In the course of talking to comic creators this year, I started to think about their unique talents and what I think they would be best suited to. Inspired by all kinds of wonderful ideas I’ve seen online and heard from creators, I’ve put together my New 52. These are the 52 books I would publish if DC’s offerings were up to me and, as my friends and I have had a good time discussing them, I thought I would share them with you.

I tried to consider the actual feasibility of these titles, not only in the sense of immediate sales but in their ability to expand DC’s brand long-term. I also recognize that this is a dramatically simplified version of what DC actually has to do. As such, I made a couple of rules for myself.

First, as I don’t have the same knowledge of the creators’ availability and timeliness as an actual editor, I decided that I would allow myself access to any writer currently working in comics, but that I could only assign a creator to one book. Second, I tried not to put a writer on the same book that they’ve already worked on, though some were moved to similar concepts or allowed to expand short work they’ve already done. Finally, while an actual relaunch might do well to include some new books, I limited myself to preexisting titles and IPs for this project.

I’d love to hear your thoughts, on why I’m right, why I clearly screwed up, who should be illustrating the series, etc. But, regardless, I hope you enjoy.

Wonder Woman is one of the great comic characters, but while fans each have their personal favorite Wonder Woman, it’s rare to find a particular run that receives near universal acclaim. There is one exception; it seems almost everybody loves Greg Rucka’s Wonder Woman.

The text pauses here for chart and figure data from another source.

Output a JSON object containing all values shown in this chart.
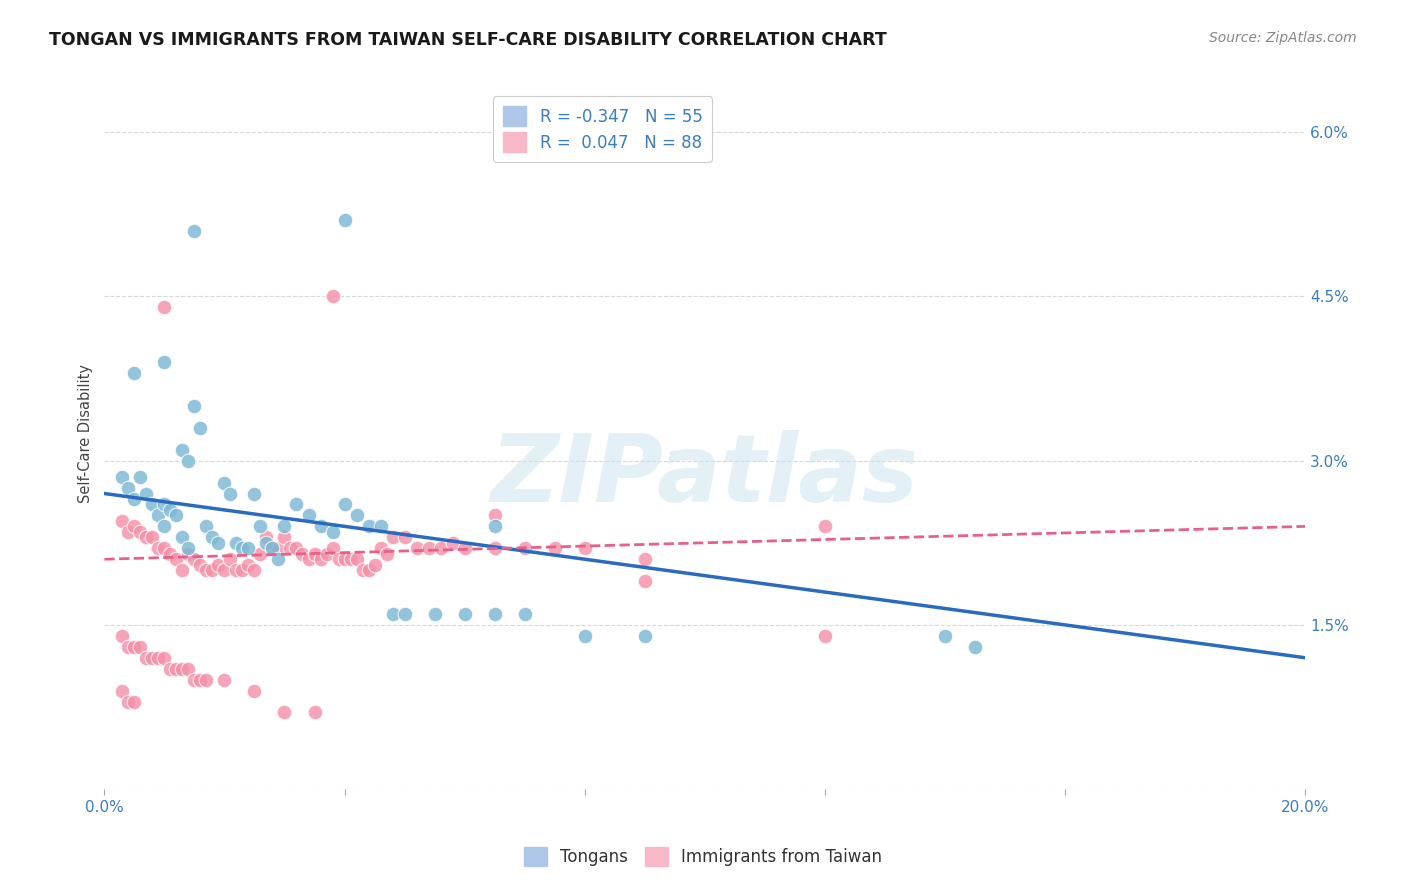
{
  "title": "TONGAN VS IMMIGRANTS FROM TAIWAN SELF-CARE DISABILITY CORRELATION CHART",
  "source": "Source: ZipAtlas.com",
  "ylabel": "Self-Care Disability",
  "xmin": 0.0,
  "xmax": 0.2,
  "ymin": 0.0,
  "ymax": 0.065,
  "yticks": [
    0.0,
    0.015,
    0.03,
    0.045,
    0.06
  ],
  "ytick_labels": [
    "",
    "1.5%",
    "3.0%",
    "4.5%",
    "6.0%"
  ],
  "xticks": [
    0.0,
    0.04,
    0.08,
    0.12,
    0.16,
    0.2
  ],
  "xtick_labels": [
    "0.0%",
    "",
    "",
    "",
    "",
    "20.0%"
  ],
  "watermark_text": "ZIPatlas",
  "tongan_color": "#7bb8d4",
  "taiwan_color": "#f590a8",
  "tongan_line_color": "#2a6bbf",
  "taiwan_line_color": "#e8608a",
  "background_color": "#ffffff",
  "grid_color": "#d8d8d8",
  "tongan_points": [
    [
      0.003,
      0.0285
    ],
    [
      0.004,
      0.0275
    ],
    [
      0.005,
      0.0265
    ],
    [
      0.006,
      0.0285
    ],
    [
      0.007,
      0.027
    ],
    [
      0.008,
      0.026
    ],
    [
      0.009,
      0.025
    ],
    [
      0.01,
      0.026
    ],
    [
      0.011,
      0.0255
    ],
    [
      0.012,
      0.025
    ],
    [
      0.013,
      0.031
    ],
    [
      0.014,
      0.03
    ],
    [
      0.015,
      0.035
    ],
    [
      0.016,
      0.033
    ],
    [
      0.017,
      0.024
    ],
    [
      0.018,
      0.023
    ],
    [
      0.019,
      0.0225
    ],
    [
      0.02,
      0.028
    ],
    [
      0.021,
      0.027
    ],
    [
      0.022,
      0.0225
    ],
    [
      0.023,
      0.022
    ],
    [
      0.024,
      0.022
    ],
    [
      0.025,
      0.027
    ],
    [
      0.026,
      0.024
    ],
    [
      0.027,
      0.0225
    ],
    [
      0.028,
      0.022
    ],
    [
      0.029,
      0.021
    ],
    [
      0.03,
      0.024
    ],
    [
      0.032,
      0.026
    ],
    [
      0.034,
      0.025
    ],
    [
      0.036,
      0.024
    ],
    [
      0.038,
      0.0235
    ],
    [
      0.04,
      0.026
    ],
    [
      0.042,
      0.025
    ],
    [
      0.044,
      0.024
    ],
    [
      0.046,
      0.024
    ],
    [
      0.048,
      0.016
    ],
    [
      0.05,
      0.016
    ],
    [
      0.055,
      0.016
    ],
    [
      0.06,
      0.016
    ],
    [
      0.065,
      0.016
    ],
    [
      0.07,
      0.016
    ],
    [
      0.08,
      0.014
    ],
    [
      0.065,
      0.024
    ],
    [
      0.09,
      0.014
    ],
    [
      0.015,
      0.051
    ],
    [
      0.04,
      0.052
    ],
    [
      0.14,
      0.014
    ],
    [
      0.145,
      0.013
    ],
    [
      0.005,
      0.038
    ],
    [
      0.01,
      0.039
    ],
    [
      0.01,
      0.024
    ],
    [
      0.013,
      0.023
    ],
    [
      0.014,
      0.022
    ]
  ],
  "taiwan_points": [
    [
      0.003,
      0.0245
    ],
    [
      0.004,
      0.0235
    ],
    [
      0.005,
      0.024
    ],
    [
      0.006,
      0.0235
    ],
    [
      0.007,
      0.023
    ],
    [
      0.008,
      0.023
    ],
    [
      0.009,
      0.022
    ],
    [
      0.01,
      0.022
    ],
    [
      0.011,
      0.0215
    ],
    [
      0.012,
      0.021
    ],
    [
      0.013,
      0.02
    ],
    [
      0.014,
      0.0215
    ],
    [
      0.015,
      0.021
    ],
    [
      0.016,
      0.0205
    ],
    [
      0.017,
      0.02
    ],
    [
      0.018,
      0.02
    ],
    [
      0.019,
      0.0205
    ],
    [
      0.02,
      0.02
    ],
    [
      0.021,
      0.021
    ],
    [
      0.022,
      0.02
    ],
    [
      0.023,
      0.02
    ],
    [
      0.024,
      0.0205
    ],
    [
      0.025,
      0.02
    ],
    [
      0.026,
      0.0215
    ],
    [
      0.027,
      0.023
    ],
    [
      0.028,
      0.022
    ],
    [
      0.029,
      0.022
    ],
    [
      0.03,
      0.023
    ],
    [
      0.031,
      0.022
    ],
    [
      0.032,
      0.022
    ],
    [
      0.033,
      0.0215
    ],
    [
      0.034,
      0.021
    ],
    [
      0.035,
      0.0215
    ],
    [
      0.036,
      0.021
    ],
    [
      0.037,
      0.0215
    ],
    [
      0.038,
      0.022
    ],
    [
      0.039,
      0.021
    ],
    [
      0.04,
      0.021
    ],
    [
      0.041,
      0.021
    ],
    [
      0.042,
      0.021
    ],
    [
      0.043,
      0.02
    ],
    [
      0.044,
      0.02
    ],
    [
      0.045,
      0.0205
    ],
    [
      0.046,
      0.022
    ],
    [
      0.047,
      0.0215
    ],
    [
      0.048,
      0.023
    ],
    [
      0.05,
      0.023
    ],
    [
      0.052,
      0.022
    ],
    [
      0.054,
      0.022
    ],
    [
      0.056,
      0.022
    ],
    [
      0.058,
      0.0225
    ],
    [
      0.06,
      0.022
    ],
    [
      0.065,
      0.022
    ],
    [
      0.07,
      0.022
    ],
    [
      0.075,
      0.022
    ],
    [
      0.08,
      0.022
    ],
    [
      0.09,
      0.021
    ],
    [
      0.003,
      0.014
    ],
    [
      0.004,
      0.013
    ],
    [
      0.005,
      0.013
    ],
    [
      0.006,
      0.013
    ],
    [
      0.007,
      0.012
    ],
    [
      0.008,
      0.012
    ],
    [
      0.009,
      0.012
    ],
    [
      0.01,
      0.012
    ],
    [
      0.011,
      0.011
    ],
    [
      0.012,
      0.011
    ],
    [
      0.013,
      0.011
    ],
    [
      0.014,
      0.011
    ],
    [
      0.015,
      0.01
    ],
    [
      0.016,
      0.01
    ],
    [
      0.017,
      0.01
    ],
    [
      0.003,
      0.009
    ],
    [
      0.004,
      0.008
    ],
    [
      0.005,
      0.008
    ],
    [
      0.02,
      0.01
    ],
    [
      0.025,
      0.009
    ],
    [
      0.03,
      0.007
    ],
    [
      0.035,
      0.007
    ],
    [
      0.09,
      0.019
    ],
    [
      0.01,
      0.044
    ],
    [
      0.038,
      0.045
    ],
    [
      0.065,
      0.025
    ],
    [
      0.12,
      0.014
    ],
    [
      0.12,
      0.024
    ]
  ]
}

It’s no surprise that Rucka’s Wonder Woman run is something special. Over the years Rucka has gained a reputation for writing some of the best and most realistic heroines in comics, however his work on Wonder Woman has a special quality of ‘why isn’t this how it’s always been!?’

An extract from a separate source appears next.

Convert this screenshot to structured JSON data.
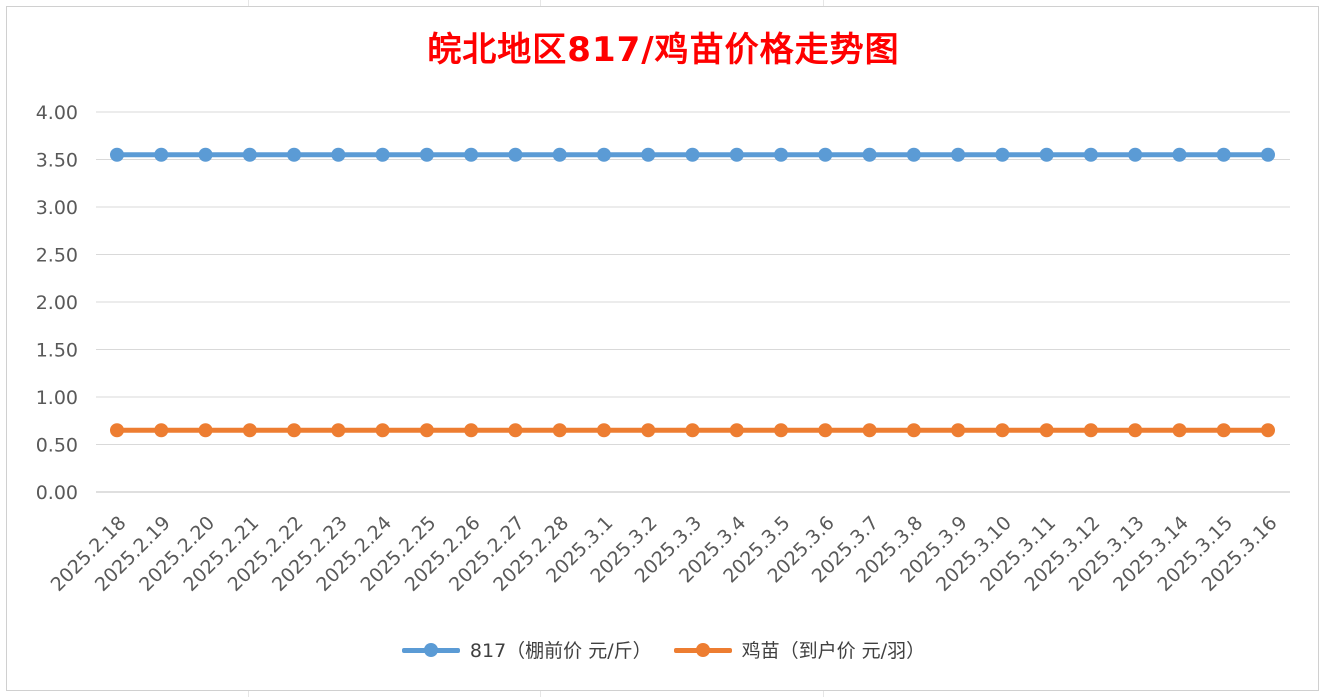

Wonder Woman’s mission is to bring peace, acceptance, and love to Man’s World and, from the first issue, Rucka put that mission front and center. Setting Diana up as a literal ambassador, Rucka wrote a Wonder Woman who quite literally waged peace, mounting strategic attacks on ignorance, violence, and bigotry in between her busy days of trade negotiation, charity work, and battles with supervillains.


Yes, he wears all white while cooking and drinking red wine. He’s just that good.

It was a brilliant status quo for the Amazon princess and that alone would likely have been enough to make the run a classic, but Rucka didn’t stop there. He revamped Olympus, creating a divide between the modern gods of the Greek pantheon and the outdated. He created a beautiful, subtle plot guiding events and testing Diana’s faith. He created an intelligent new villain who engaged Diana and the readers in a metatextual battle for the soul of Wonder Woman and proved why she’s a hero. In a time when much of Diana’s supporting cast was dead or otherwise out of commission, he introduced us to a score of beautiful, funny, competent characters to populate Diana’s world. It was so good.

I think it’s time to return to that model. The Themysciran embassy gave Rucka’s run direction and positioned Wonder Woman to speak to real issues in the DCU and in our culture. Especially as Wonder Woman moves into the public eye more and more, I think having that unique element of Diana on display can only be good for the character and for the brand. As such I’ve chosen to revive Wonder Woman’s original magazine, Sensation Comics, alongside Superman’s Action Comics and Batman’s Detective Comics. As with Action, I’ve decided to help the series live up to the name and so Sensation Comic’s purpose in the line will be to demonstrate and examine Wonder Woman’s positive impact on the world and consider the socio-cultural and political elements of the character.

I wracked my brain trying to think of a writer for this title, but in the end I had to give it to Mr. Rucka himself. Writing Wonder Woman is an honor that comes with an enormous responsibility. To handle that while being expected to craft a superhero political thriller would be a herculean feat for any writer. The choice to give Wonder Woman a second series for the first time since 1951 would not be without questions of sustainability and the ability to give Diana the treatment she deserves cannot be gambled with. Any failure of Sensation Comics would be treated as a failure of the character and of women as a whole. It’s a sad state, but if those are the rules by which we must play, I intend to bring in a ringer.


Mr. Rucka has had something of an acrimonious relationship with DC over the past few years and had stated a lack of desire to work with the company until something changed. Luckily for his fans, Rucka has agreed to return to write another of his most beloved female characters, Renee Montoya, for the “Convergence” event. Even if this doesn’t indicate a full-out mending of fences, I like to think that in the magical, hypothetical world where I’m somehow calling the shots on which books DC publishes Mr. Rucka would be willing to come back and write Princess Diana once again.

Wonder Woman deserves better than what she’s gotten. She’s a member of DC’s Trinity for a reason and I think it’s time a push was made to put her on the same level as Batman and Superman. I think it’s a great step forward that DC has released their Sensation Comics digital anthology, but it’s growing time for Diana to step up and take on another ongoing title. If I had to trust someone with that responsibility, I’d be happy to make it Rucka.